Working out the right long-term strategy would depend on how the virus behaved, as different emerging diseases had different pathways, said Heymann, who chairs the WHO’s technical advisory group for infectious hazards.

Most countries have looked to suppress the spread of the virus using control measures to keep death tolls low and protect hospitals from being overwhelmed – a method advocated by the WHO.

“No matter where a country is in its epidemic curve, it is never too late to take decisive action,” Tedros said this week, after a record 230,000 people were confirmed as being infected on a single day.

Most of them were in the Americas, which, led by recent surges in the United States and Brazil, is the pandemic’s present epicentre. But the virus is also taking hold in India – the world’s second-most populous country – and South Africa.

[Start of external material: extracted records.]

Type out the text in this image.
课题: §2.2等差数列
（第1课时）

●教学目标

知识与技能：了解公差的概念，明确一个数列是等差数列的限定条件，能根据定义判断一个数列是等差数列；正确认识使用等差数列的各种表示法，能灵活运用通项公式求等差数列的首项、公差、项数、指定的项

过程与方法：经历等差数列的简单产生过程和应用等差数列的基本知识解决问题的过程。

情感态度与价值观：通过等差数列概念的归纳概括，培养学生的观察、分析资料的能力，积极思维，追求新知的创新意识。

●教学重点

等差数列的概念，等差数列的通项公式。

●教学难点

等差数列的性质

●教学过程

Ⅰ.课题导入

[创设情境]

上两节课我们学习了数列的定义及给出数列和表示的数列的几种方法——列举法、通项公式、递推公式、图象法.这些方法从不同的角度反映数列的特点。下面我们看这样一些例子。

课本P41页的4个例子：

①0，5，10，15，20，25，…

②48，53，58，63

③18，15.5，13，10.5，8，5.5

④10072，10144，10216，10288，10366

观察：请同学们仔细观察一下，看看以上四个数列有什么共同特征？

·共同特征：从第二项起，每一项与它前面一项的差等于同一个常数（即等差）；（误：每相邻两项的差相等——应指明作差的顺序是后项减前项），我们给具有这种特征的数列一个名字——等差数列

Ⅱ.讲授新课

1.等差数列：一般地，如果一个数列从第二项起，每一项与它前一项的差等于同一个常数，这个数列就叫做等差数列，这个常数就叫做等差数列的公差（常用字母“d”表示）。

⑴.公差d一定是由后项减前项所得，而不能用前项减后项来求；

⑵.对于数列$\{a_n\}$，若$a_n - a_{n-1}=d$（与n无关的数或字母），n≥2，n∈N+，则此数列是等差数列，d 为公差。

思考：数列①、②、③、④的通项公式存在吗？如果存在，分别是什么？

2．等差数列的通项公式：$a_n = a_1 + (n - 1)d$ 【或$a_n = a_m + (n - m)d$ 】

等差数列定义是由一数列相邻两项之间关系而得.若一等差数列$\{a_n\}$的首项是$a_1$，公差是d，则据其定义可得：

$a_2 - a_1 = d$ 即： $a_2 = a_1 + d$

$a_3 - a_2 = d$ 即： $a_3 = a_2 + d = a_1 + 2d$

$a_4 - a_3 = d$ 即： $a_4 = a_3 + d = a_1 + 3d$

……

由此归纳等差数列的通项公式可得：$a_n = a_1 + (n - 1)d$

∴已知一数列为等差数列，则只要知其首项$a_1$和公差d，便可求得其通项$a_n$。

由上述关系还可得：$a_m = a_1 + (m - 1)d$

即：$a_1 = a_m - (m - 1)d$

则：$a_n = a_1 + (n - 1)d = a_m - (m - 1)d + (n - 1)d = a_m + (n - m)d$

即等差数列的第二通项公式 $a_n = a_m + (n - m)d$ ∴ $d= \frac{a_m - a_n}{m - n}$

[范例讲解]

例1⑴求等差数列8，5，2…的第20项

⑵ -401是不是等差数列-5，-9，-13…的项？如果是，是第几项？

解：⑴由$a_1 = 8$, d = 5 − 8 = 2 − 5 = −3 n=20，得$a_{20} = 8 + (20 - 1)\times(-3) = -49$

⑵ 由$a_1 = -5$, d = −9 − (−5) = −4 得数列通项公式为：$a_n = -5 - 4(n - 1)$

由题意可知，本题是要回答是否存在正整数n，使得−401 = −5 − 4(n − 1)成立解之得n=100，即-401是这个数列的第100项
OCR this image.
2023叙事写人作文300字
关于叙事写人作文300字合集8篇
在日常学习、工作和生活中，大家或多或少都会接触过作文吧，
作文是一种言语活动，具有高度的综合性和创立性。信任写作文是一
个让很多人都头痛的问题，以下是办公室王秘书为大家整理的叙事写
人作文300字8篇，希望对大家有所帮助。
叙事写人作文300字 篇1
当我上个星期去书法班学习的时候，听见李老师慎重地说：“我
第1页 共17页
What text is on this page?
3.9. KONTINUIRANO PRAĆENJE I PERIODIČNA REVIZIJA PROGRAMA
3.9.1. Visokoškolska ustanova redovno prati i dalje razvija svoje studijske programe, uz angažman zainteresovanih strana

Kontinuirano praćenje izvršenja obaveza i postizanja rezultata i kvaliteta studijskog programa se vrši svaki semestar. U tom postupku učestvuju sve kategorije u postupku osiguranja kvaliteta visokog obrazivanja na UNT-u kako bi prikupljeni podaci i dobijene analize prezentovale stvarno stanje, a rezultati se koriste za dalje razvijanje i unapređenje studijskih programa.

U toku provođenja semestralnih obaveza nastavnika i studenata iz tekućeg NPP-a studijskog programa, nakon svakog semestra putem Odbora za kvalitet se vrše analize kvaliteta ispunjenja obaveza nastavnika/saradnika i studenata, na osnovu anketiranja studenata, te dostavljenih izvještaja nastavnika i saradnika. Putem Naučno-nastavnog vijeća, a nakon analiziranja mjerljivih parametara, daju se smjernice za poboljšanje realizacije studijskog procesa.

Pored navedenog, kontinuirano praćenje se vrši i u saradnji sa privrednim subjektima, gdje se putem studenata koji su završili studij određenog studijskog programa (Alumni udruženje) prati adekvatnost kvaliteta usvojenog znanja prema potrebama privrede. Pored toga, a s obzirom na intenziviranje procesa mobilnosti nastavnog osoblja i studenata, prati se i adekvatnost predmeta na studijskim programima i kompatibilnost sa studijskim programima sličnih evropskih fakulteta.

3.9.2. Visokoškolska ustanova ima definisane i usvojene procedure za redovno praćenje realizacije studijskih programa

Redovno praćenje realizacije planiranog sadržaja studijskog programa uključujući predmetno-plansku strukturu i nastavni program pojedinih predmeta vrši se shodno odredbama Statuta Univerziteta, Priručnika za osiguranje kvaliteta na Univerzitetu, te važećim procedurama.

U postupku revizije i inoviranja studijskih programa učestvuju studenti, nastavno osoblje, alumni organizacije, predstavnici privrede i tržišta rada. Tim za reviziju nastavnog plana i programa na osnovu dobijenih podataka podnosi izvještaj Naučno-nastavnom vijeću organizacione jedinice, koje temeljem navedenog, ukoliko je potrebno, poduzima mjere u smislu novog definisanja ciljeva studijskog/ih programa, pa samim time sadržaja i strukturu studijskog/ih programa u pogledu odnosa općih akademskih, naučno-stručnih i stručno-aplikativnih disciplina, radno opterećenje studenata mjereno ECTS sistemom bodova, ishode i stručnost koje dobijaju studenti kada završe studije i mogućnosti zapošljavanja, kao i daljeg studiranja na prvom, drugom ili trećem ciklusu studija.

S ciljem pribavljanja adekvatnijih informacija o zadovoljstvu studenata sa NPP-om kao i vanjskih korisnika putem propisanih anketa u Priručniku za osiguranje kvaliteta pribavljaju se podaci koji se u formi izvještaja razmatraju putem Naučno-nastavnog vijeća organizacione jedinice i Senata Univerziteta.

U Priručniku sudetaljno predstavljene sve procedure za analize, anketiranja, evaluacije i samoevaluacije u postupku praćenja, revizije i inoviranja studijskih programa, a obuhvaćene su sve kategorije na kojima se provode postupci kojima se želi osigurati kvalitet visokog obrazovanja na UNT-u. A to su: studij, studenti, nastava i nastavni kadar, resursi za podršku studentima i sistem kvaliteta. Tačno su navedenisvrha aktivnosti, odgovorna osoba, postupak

“Too many countries are headed in the wrong direction,” Tedros said, calling for physical distancing and hygiene measures. Some parts of hard-hit countries the United States and India that had lifted restrictions are now reversing course.


No perfect strategy

Lucey said that while lockdowns had been effective in stopping significant disease spread, there was “no perfect, easy answer” to controlling the pandemic due to the high financial and psychological toll of such measures.

“It’s a matter of doing the best that’s possible in order to markedly decrease transmission,” he said, adding that in the US there may be ongoing “high-tide wave and low-tide waves” of infection.

But he said he was hopeful that the development of better technologies like drugs and rapid, point-of-care testing, paired with measures like social distancing, contact tracing and mask-wearing could help to safely restore some facets of normal life in the near term.



Senanayake said there were still questions as to how long people who had had the disease retained immunity to it.

“If there isn’t long-term immunity, [in the absence of a vaccine] it could just become a vicious cycle of ongoing infection,” he said.

Ashley St John, an assistant professor and immunologist at Duke-NUS Medical School in Singapore, said that while there was more to be learned about immunity to the disease, in the long term, having vaccines to help minimise transmission would be “essential for getting back to normal”.

But it was important to be realistic about their impact, as early vaccines were not likely to “completely prevent any infection in anyone”, she said.

Instead they could be used alongside other control measures to reduce transmission, especially for at-risk people, while further research looks to extend their longevity or efficacy.

“The best vaccines give us protection for a lifetime, and so falling short of that might seem like a failure,” she said. “But we need something at this stage.”